Это свойство и привычка Гоголя — думать в дороге. Дорога была лучшим отвлечением с детства, она же была временем, когда наиболее интенсивно работал его глаз, когда схватывалось на лету незнакомое и поразившее словечко, лицо, одежды, пейзаж и облик проносящихся мимо селений. Дорога как бы вырывала Гоголя из привычного состояния и меняла мир на глазах, жадно притягивая к себе этой своей способностью обновлять и менять. Дорожный сюжет сам по себе коренной сюжет Гоголя (то он, как путник, присутствует в повествовании, то герои его обязательно куда-то едут), но дорога его кормилица и вдохновительница и в жизни. В дороге он весел, свеж, деятелен, он впитывает, впитывает и впитывает.

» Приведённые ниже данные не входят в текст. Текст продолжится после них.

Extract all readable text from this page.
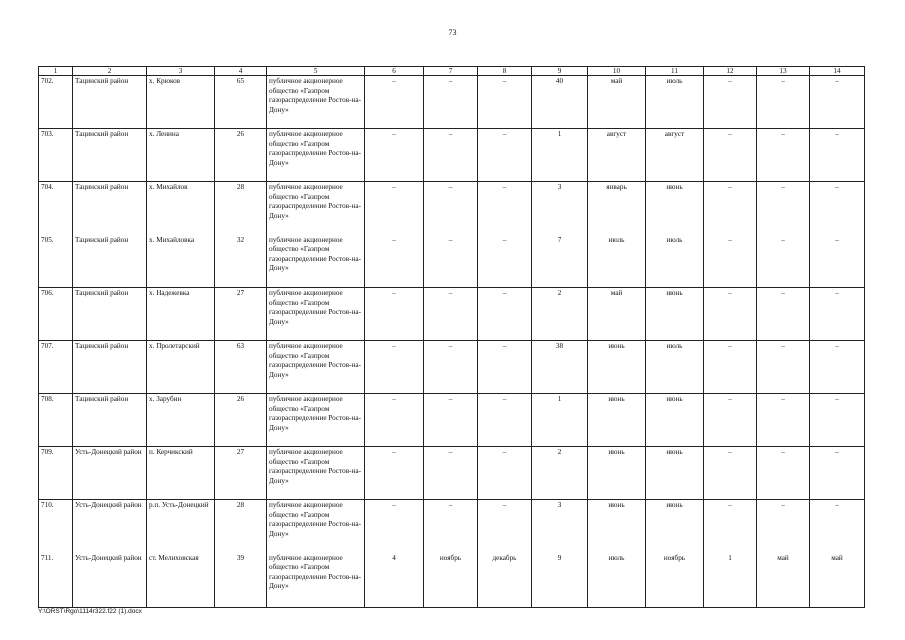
73
1	2	3	4	5	6	7	8	9	10	11	12	13	14
702.	Тацинский район	х. Крюков	65	публичное акционерное общество «Газпром газораспределение Ростов-на-Дону»	–	–	–	40	май	июль	–	–	–
703.	Тацинский район	х. Ленина	26	публичное акционерное общество «Газпром газораспределение Ростов-на-Дону»	–	–	–	1	август	август	–	–	–
704.	Тацинский район	х. Михайлов	28	публичное акционерное общество «Газпром газораспределение Ростов-на-Дону»	–	–	–	3	январь	июнь	–	–	–
705.	Тацинский район	х. Михайловка	32	публичное акционерное общество «Газпром газораспределение Ростов-на-Дону»	–	–	–	7	июль	июль	–	–	–
706.	Тацинский район	х. Надежевка	27	публичное акционерное общество «Газпром газораспределение Ростов-на-Дону»	–	–	–	2	май	июнь	–	–	–
707.	Тацинский район	х. Пролетарский	63	публичное акционерное общество «Газпром газораспределение Ростов-на-Дону»	–	–	–	38	июнь	июль	–	–	–
708.	Тацинский район	х. Зарубин	26	публичное акционерное общество «Газпром газораспределение Ростов-на-Дону»	–	–	–	1	июнь	июнь	–	–	–
709.	Усть-Донецкий район	п. Керчикский	27	публичное акционерное общество «Газпром газораспределение Ростов-на-Дону»	–	–	–	2	июнь	июнь	–	–	–
710.	Усть-Донецкий район	р.п. Усть-Донецкий	28	публичное акционерное общество «Газпром газораспределение Ростов-на-Дону»	–	–	–	3	июнь	июнь	–	–	–
711.	Усть-Донецкий район	ст. Мелиховская	39	публичное акционерное общество «Газпром газораспределение Ростов-на-Дону»	4	ноябрь	декабрь	9	июль	ноябрь	1	май	май
Y:\ORST\Rgo\1114r322.f22 (1).docx
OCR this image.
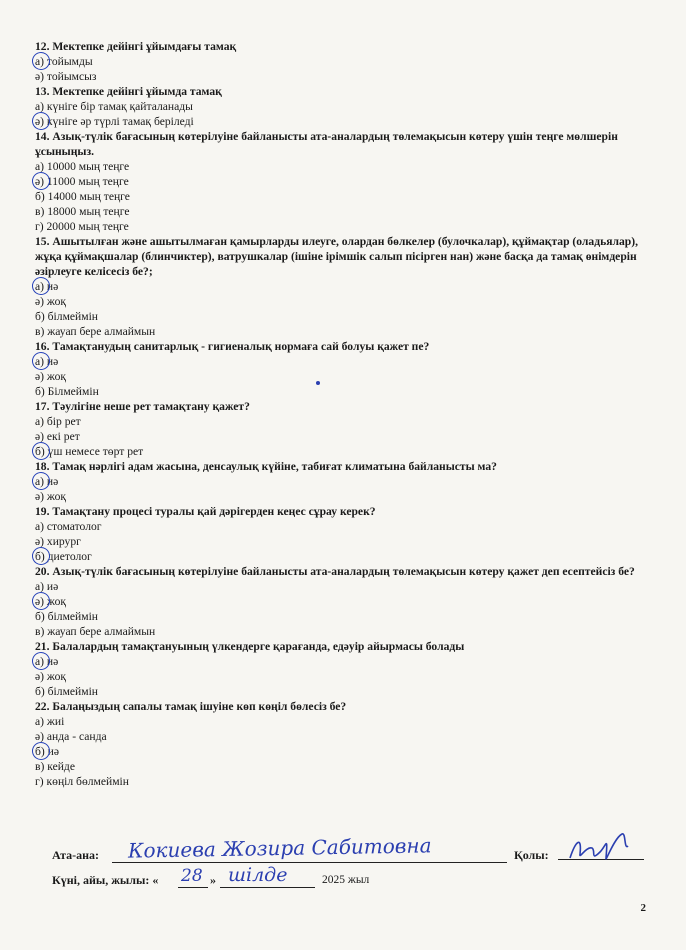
12. Мектепке дейінгі ұйымдағы тамақ
а) тойымды
ә) тойымсыз
13. Мектепке дейінгі ұйымда тамақ
а) күніге бір тамақ қайталанады
ә) күніге әр түрлі тамақ беріледі
14. Азық-түлік бағасының көтерілуіне байланысты ата-аналардың төлемақысын көтеру үшін теңге мөлшерін ұсыныңыз.
а) 10000 мың теңге
ә) 11000 мың теңге
б) 14000 мың теңге
в) 18000 мың теңге
г) 20000 мың теңге
15. Ашытылған және ашытылмаған қамырларды илеуге, олардан бөлкелер (булочкалар), құймақтар (оладьялар), жұқа құймақшалар (блинчиктер), ватрушкалар (ішіне ірімшік салып пісірген нан) және басқа да тамақ өнімдерін әзірлеуге келісесіз бе?;
а) иә
ә) жоқ
б) білмеймін
в) жауап бере алмаймын
16. Тамақтанудың санитарлық - гигиеналық нормаға сай болуы қажет пе?
а) иә
ә) жоқ
б) Білмеймін
17. Тәулігіне неше рет тамақтану қажет?
а) бір рет
ә) екі рет
б) үш немесе төрт рет
18. Тамақ нәрлігі адам жасына, денсаулық күйіне, табиғат климатына байланысты ма?
а) иә
ә) жоқ
19. Тамақтану процесі туралы қай дәрігерден кеңес сұрау керек?
а) стоматолог
ә) хирург
б) диетолог
20. Азық-түлік бағасының көтерілуіне байланысты ата-аналардың төлемақысын көтеру қажет деп есептейсіз бе?
а) иә
ә) жоқ
б) білмеймін
в) жауап бере алмаймын
21. Балалардың тамақтануының үлкендерге қарағанда, едәуір айырмасы болады
а) иә
ә) жоқ
б) білмеймін
22. Балаңыздың сапалы тамақ ішуіне көп көңіл бөлесіз бе?
а) жиі
ә) анда - санда
б) иә
в) кейде
г) көңіл бөлмеймін
Ата-ана: Кокиева Жозира Сабитовна	Қолы:
Күні, айы, жылы: « 28 » шілде	2025 жыл
2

Поздние критики Гоголя писали, что он не знал уездной России и, в частности, в «Ревизоре» изобразил то, что не мог видеть, а точнее, видел мельком во время своих проездов по России, при которых он не задерживался в одном городе дольше чем на несколько часов. Они забывали о жизни Гоголя в Полтаве, о семи годах, проведенных в Нежине — типичнейшем уездном городе России. Что же касается думания в дороге и придумывания в дороге, то тут они правы. Как в первую свою поездку в Малороссию он задумал на пути между Петербургом и Васильевкой «Владимира III степени», так и сейчас какой-то «русской чисто анекдот» мог стать одним из тех планов и сюжетов, которые нагромоздились у него «во время езды».

Был ли это сюжет «Мертвых душ» (дорожного романа), или сюжет «Ревизора» (дорожной пьесы), мы не беремся судить. Оба эти сюжета — в особенности второй — вполне могли прийти ему в голову. Они могли замаячить в его воображениикак идея, как некий вариант дорожного приключения или что-то в этом роде. От Гоголя требовали смешного, и он должен был смешить. Он и Пушкину писал, что сюжет начатых им «Мертвых душ» «сильно смешон». Он и насчет комедии, сюжет которой просил, обещал, что та будет «смешнее чорта». Смеяться над всем — и над своей неудачей на научном поприще, и над унижениями на пути к нему, и над брюзжанием журналов, и над чванством станционных смотрителей, и просто над собой, над двусмысленным своим положением в мире, когда тебя принимают не за того, кто ты есть (тебе, например, плакать хочется, а тебе говорят, что ты комик, ты уже постиг глубины природы человека, а тебе говорят, что чин на тебе небольшой), над людьми, дурачащими себя этим обманом, наконец, над жизнью, которая все так смешно устроила, — вот чего он жаждет. Из этого желания и рождается «Ревизор», из этого настроения подъема, взлета вдохновения и взлета судьбы Гоголя. И оставляется дальняя дорога Чичикова, и берется ближняя дорога Хлестакова, вернее, Ивана Александровича Скакунова, как назывался будущий герой комедии в ее первом варианте.

Скакунов — это свидетельство дорожного происхождения «Ревизора», дорожной его идеи. Скакунов — это человек, скачущий по России, человек без места, без капитальной идеи в голове и капитального состояния. Он здесь и там, он легок на подъем, потому что поднимать ему нечего и сняться с места ничего не стоит, как и перелететь, перескакать на другое место. Идея скачущего по России «инкогнито» видится в этой первой фамилии героя, идея некоего громоподобного стука копыт, который с виду страшен, а на самом деле выбивает пыль из разбитой щебенки российского тракта и пылит, пылит...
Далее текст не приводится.